Votre "creuset" est nécessaire ; celui que j'évoque l'est également. Pour "apprendre, au centre de soi, à s’observer dans le miroir de la critique et apprendre, plus profondément encore, à se décentrer suffisamment pour s’engager avec l’autre dans le miroir de ses valeurs et de nos espérances communes" (Tariq Ramadan).
Je ne fais pas une apologie du relativisme ; je dis simplement que le miroir de l'autre nous aide à devenir véritablement des chrétiens, dans toute notre spécificité.

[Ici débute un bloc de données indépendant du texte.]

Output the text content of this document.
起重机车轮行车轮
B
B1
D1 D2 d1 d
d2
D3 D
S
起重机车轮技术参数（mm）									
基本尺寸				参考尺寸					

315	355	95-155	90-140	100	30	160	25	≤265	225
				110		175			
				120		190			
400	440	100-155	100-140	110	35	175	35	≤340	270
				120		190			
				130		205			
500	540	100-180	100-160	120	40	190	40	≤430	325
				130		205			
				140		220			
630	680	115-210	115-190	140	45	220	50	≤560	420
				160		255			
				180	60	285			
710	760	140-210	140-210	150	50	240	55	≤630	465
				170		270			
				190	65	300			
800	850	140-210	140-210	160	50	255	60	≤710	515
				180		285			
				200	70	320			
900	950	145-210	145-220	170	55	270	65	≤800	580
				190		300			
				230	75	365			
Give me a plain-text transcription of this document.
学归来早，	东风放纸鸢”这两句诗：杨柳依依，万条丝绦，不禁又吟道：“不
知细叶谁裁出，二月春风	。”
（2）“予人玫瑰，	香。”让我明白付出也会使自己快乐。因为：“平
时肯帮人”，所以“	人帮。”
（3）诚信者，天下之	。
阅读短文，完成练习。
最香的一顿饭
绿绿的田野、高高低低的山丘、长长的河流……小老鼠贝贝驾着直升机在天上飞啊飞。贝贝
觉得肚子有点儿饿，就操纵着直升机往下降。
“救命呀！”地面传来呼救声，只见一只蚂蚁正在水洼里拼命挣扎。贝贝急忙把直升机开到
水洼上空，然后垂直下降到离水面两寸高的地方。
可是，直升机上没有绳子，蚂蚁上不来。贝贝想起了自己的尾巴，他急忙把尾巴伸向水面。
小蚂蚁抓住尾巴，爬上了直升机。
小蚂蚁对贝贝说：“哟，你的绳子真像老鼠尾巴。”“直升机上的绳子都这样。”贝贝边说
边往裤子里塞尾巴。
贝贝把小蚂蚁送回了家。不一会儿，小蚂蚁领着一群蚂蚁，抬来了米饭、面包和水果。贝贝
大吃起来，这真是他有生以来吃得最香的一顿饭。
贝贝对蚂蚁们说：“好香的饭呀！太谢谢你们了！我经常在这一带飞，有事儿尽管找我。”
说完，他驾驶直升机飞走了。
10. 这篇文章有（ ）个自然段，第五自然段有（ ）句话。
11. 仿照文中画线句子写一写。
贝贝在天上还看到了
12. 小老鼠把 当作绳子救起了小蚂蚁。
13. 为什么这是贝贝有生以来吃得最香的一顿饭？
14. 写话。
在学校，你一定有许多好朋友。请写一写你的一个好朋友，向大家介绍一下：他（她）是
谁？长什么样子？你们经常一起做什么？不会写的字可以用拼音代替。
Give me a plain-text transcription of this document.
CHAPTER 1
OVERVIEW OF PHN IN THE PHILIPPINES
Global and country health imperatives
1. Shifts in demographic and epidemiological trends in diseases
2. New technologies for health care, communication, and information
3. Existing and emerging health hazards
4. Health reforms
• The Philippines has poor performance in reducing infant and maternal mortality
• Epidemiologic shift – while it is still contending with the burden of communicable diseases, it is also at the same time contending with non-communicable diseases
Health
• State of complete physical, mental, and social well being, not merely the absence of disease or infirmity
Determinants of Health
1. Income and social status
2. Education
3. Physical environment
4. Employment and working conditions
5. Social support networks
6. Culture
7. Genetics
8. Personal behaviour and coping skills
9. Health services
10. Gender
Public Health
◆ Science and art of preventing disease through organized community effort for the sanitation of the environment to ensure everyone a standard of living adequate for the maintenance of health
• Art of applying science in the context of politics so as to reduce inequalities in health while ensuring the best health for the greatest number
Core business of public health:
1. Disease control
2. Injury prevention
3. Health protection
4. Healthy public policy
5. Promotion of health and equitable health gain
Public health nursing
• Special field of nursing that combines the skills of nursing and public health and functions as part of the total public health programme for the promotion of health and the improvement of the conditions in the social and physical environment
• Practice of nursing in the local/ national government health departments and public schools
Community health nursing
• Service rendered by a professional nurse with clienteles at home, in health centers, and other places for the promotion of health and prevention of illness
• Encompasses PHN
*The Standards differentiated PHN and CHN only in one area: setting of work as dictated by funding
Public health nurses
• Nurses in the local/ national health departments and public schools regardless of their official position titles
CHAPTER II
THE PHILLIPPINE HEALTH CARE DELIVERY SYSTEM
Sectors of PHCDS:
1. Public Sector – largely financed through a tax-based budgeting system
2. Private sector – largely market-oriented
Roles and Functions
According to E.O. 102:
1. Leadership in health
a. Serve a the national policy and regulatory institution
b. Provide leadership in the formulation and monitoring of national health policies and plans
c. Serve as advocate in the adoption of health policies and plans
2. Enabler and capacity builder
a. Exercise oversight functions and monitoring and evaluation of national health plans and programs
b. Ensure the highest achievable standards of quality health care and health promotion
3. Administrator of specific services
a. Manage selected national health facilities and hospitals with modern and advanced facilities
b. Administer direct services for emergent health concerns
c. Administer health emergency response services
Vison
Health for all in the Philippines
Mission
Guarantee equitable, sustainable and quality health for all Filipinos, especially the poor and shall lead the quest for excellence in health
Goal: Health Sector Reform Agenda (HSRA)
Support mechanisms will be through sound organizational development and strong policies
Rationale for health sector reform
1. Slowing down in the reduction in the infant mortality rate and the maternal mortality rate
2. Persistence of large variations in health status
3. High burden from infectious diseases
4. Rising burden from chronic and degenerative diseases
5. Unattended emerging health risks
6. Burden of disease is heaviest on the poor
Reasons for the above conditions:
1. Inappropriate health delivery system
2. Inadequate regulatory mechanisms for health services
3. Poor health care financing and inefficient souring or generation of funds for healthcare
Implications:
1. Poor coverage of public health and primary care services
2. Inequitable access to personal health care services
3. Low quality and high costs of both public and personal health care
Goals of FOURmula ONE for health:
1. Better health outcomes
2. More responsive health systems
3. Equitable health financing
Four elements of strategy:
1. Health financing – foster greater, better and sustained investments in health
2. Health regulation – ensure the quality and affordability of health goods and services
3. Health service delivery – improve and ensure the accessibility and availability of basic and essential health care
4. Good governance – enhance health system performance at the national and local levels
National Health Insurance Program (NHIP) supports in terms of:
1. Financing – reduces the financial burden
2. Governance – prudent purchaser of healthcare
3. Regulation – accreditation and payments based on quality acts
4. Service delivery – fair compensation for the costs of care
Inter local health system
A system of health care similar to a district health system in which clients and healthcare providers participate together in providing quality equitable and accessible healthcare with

Écrit par : Ren' | 15/10/2006

A REN', SUR LE CORAN ET JESUS-CHRIST

> Votre analyse du monde ado dans lequel vous semblez baigner est intéressante et d’une observation juste, bien que partielle…
Mais vos conclusions sur les similitudes et les «confraternités » de l’Islam et du Christianisme sont fortement tendancieuses, ou sollicitées comme vous voudrez !
« Valeurs très proches des nôtres », comme vous y allez ! ……
S’il n’y avait que la négation du Crucifiement de Jésus, ce serait déjà beaucoup, mais ce n’est que le petit bout de la lorgnette ! ……
Dans le Koran, l’image de Jésus apparaît comme hors de l’espace et du temps, sans allusion au pays d’Israël, la Palestine. Sa naissance « miraculeuse » [ en quoi ? pourquoi ?..] au pied du palmier, dans le désert, ses miracles (il anime un oiseau modelé dans l’argile) sortent directement des évangiles apocryphes des premiers siècles chrétiens. Sa mort tragique, son message si particulier, le choix de ses disciples et la fondation de son Eglise sont totalement inconnus dans le Koran.
Bref, il est plus un mythe qu’un prophète réel.
Dans le même ordre d’idées, savez-vous que Agar, mère d’Ismaël, et seconde épouse d’Abraham, n’est jamais nommée dans le Koran ? Voilà une femme qui aurait pu y trouver place assez naturellement……. Absence bien étrange ! Et l’image donnée d’Abraham n’est pas moins curieuse ! On ne voit pas qu’il ait été le « fondateur de l’Islam » :
« Abraham n’était ni juif ni chrétien, mais était un vrai croyant soumis à Dieu. Il n’était pas au nombre des polythéistes » [ Koran III, 67 ]
Parmi d’autres réalités méconnues en ce domaine, savez-vous que le nom de Jérusalem est mentionné plus de sept cent fois (700) dans l’Ancien Testament, et qu’il n’est pas cité une seule fois dans le Koran ! Et Mohammed n’a jamais mis les pieds à Jérusalem.
Quant à votre citation de Tarik Ramadan, elle est éclairante en effet, et constitue à elle seule un beau miroir... aux alouettes, pour faire des « chrétiens dans toute leur spécificité ».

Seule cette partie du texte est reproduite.